Jurors judge the best feature and short films in the festival competition and choose the top film in each category, along with a Grand Jury award winner.
Alexander Jarman became Manager of Public Programs at the San Diego Museum of Art in September 2008. Alexander received his B.F.A. in art history from Northern Kentucky University in 2006 and is currently finishing his master’s degree in art history at San Diego State University. Over the last five years, he has exhibited his own work as a professional artist throughout southern California, as well as curated and juried several exhibitions in the area. Prior to his time in San Diego, Alexander was Gallery Director for the Time Warner Cable Gallery at ArtWorks in Cincinnati, Ohio.
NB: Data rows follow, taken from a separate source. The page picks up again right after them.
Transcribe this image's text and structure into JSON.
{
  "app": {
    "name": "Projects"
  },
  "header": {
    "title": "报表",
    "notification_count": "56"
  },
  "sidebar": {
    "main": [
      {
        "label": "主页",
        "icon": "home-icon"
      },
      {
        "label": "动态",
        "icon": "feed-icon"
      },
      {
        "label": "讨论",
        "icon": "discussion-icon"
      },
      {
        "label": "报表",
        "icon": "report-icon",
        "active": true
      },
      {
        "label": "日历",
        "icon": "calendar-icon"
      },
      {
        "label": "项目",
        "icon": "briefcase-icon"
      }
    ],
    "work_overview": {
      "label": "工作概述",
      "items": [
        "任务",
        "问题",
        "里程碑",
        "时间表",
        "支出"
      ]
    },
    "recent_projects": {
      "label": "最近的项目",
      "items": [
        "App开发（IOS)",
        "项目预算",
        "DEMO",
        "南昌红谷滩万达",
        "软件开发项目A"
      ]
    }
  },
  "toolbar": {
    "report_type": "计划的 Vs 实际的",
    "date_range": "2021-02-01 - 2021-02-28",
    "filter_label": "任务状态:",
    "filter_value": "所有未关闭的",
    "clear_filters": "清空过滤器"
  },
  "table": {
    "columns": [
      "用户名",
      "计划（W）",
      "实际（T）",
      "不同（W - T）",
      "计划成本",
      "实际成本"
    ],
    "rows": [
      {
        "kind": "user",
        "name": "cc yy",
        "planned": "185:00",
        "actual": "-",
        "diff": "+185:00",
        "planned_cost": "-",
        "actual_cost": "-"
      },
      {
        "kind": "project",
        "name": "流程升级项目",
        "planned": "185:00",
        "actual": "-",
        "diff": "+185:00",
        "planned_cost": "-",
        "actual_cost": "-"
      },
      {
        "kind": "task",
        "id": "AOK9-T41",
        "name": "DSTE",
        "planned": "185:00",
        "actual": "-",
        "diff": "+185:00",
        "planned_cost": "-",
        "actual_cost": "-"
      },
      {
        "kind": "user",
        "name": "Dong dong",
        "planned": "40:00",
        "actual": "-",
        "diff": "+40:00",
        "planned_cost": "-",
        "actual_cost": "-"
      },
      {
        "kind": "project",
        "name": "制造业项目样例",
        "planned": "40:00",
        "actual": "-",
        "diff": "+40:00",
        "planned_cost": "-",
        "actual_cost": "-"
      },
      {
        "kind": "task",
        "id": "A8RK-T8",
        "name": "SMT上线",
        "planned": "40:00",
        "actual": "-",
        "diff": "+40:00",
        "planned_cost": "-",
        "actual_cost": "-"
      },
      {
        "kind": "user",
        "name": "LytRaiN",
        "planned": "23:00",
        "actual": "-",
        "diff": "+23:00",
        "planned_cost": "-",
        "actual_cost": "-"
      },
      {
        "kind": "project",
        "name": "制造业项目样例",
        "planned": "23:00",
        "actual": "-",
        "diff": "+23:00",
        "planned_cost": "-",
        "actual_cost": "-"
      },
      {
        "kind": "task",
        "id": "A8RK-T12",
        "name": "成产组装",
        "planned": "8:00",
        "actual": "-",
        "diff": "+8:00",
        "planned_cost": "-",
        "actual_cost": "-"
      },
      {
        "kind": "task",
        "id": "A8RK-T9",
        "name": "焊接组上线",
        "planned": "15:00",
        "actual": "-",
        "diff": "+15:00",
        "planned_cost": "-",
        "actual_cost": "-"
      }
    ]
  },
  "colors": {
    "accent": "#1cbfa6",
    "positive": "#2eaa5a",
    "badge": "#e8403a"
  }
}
Christine Kwon joined the Center for Asian American Media in 2007 and became Managing Director of the San Francisco International Asian American Film Festival in 2010. She graduated from UC San Diego where she studied world literature and film, notably assisting with Jean-Pierre Gorin’s tribute to film critic Manny Farber during her time there. Christine has a background in journalism and film criticism and also works on the production end as a freelance writer and editor. Spurred by her interest in youth voices, she initiated SFIAAFF’s Student Delegate Program in 2009.
Mike Ott is the director of the 2010 feature Littlerock, which has screened at over 20 festivals internationally and has won numerous awards, including a Gotham Award for “Best Film Not Playing in a Theater Near You.” In 2011, he won the “Someone to Watch” Spirit Award. Mike studied under Thom Anderson at the California Institute of the Arts, where he received his Masters of Fine Arts degree in Film/Video. Presently, Mike teaches film directing at the University of Southern California.
Phil Yu is the founder and editor of popular Asian American news/culture blog AngryAsianMan.com, which the Washington Post has called “a daily must-read for the media-savvy, socially conscious, pop-cultured Asian American.” Mixing humor with criticism, Phil’s commentary has been featured and quoted in stories for the Post, New York Times, National Public Radio, CNN, Los Angeles Times, and more. He worked previously at the Center for Asian American Media in San Francisco, and currently serves on the Board of Visual Communications and Projekt Newspeak, both in Los Angeles.